Happy New Year! The Bar is raised on obtaining consent under Canadian federal privacy law
Privacy Commissioner issues guidance on their understanding of meaningful consent, which they’ll begin to implement and enforce in 2019
The Office of the Privacy Commissioner of Canada (the “OPC”) has released “Guidelines for obtaining meaningful consent,” which it says it will begin to enforce as of January 1, 2019. This follows a round of consultations carried out by the OPC beginning in 2016.
The Personal Information Protection and Electronic Documents Act (“PIPEDA”) is principles-based and has a lot of flexibly in its application. Consent can be implied or express, depending on a range of factors.

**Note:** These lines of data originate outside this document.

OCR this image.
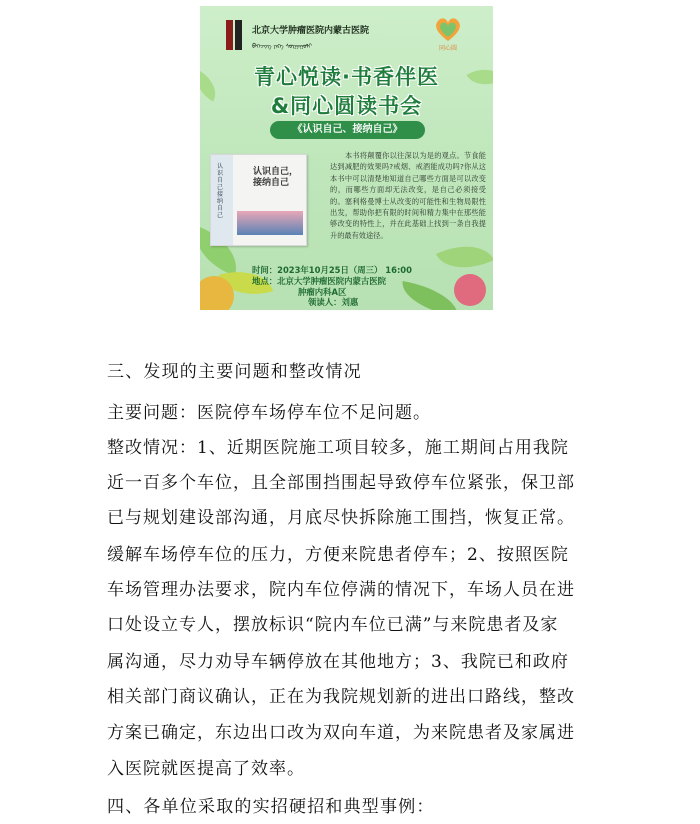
北京大学肿瘤医院内蒙古医院
ᠪᠡᠭᠡᠵᠢᠩ ᠶᠡᠺᠡ ᠰᠤᠷᠭᠠᠭᠤᠯᠢ	同心圆
青心悦读·书香伴医
&同心圆读书会
《认识自己、接纳自己》
认识自己接纳自己
认识自己，接纳自己
本书将颠覆你以往深以为是的观点。节食能达到减肥的效果吗?戒烟、戒酒能成功吗?你从这本书中可以清楚地知道自己哪些方面是可以改变的，而哪些方面却无法改变，是自己必须接受的。塞利格曼博士从改变的可能性和生物局限性出发，帮助你把有限的时间和精力集中在那些能够改变的特性上，并在此基础上找到一条自我提升的最有效途径。
时间：2023年10月25日（周三） 16:00
地点：北京大学肿瘤医院内蒙古医院
肿瘤内科A区
领读人：刘惠
三、发现的主要问题和整改情况
主要问题：医院停车场停车位不足问题。
整改情况：1、近期医院施工项目较多，施工期间占用我院
近一百多个车位，且全部围挡围起导致停车位紧张，保卫部
已与规划建设部沟通，月底尽快拆除施工围挡，恢复正常。
缓解车场停车位的压力，方便来院患者停车；2、按照医院
车场管理办法要求，院内车位停满的情况下，车场人员在进
口处设立专人，摆放标识“院内车位已满”与来院患者及家
属沟通，尽力劝导车辆停放在其他地方；3、我院已和政府
相关部门商议确认，正在为我院规划新的进出口路线，整改
方案已确定，东边出口改为双向车道，为来院患者及家属进
入医院就医提高了效率。
四、各单位采取的实招硬招和典型事例：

However, recent amendments to the Act have added to the requirements for obtaining consent and what is sufficient:
6.1 For the purposes of clause 4.3 of Schedule 1, the consent of an individual is only valid if it is reasonable to expect that an individual to whom the organization’s activities are directed would understand the nature, purpose and consequences of the collection, use or disclosure of the personal information to which they are consenting.
The OPC Guidelines focus on 7 principles:
- Emphasize Key Elements: what personal information is being collected, with which parties personal information is being shared, for what purposes personal information is collected, used or disclosed, and the risk of harm or other consequences.
- Allow individuals to control the level of detail they get and when (e.g. layering documents, being able to return to the policy)
- Provide individuals with clear options to say ‘yes’ or ‘no’
- Be innovative and creative: consider using “just in time” notices (offering an explanation and asking for consent at the time an action is to be taken, rather than as a blanket upon first engagement with the service), interactive tools, customized mobile interfaces
- Consider the consumer’s perspective
- Make consent a dynamic and ongoing process (e.g. privacy check-ups)
- Be accountable – stand ready to demonstrate compliance
The OPC guidelines also say that there children are involved organizations must take precautions to ensure that minors providing consent have the capacity to do so, and that individuals lacking that capacity are supported by the consent of a parent or guardian. The OPC is of the view that children under 13 lack the capacity to consent.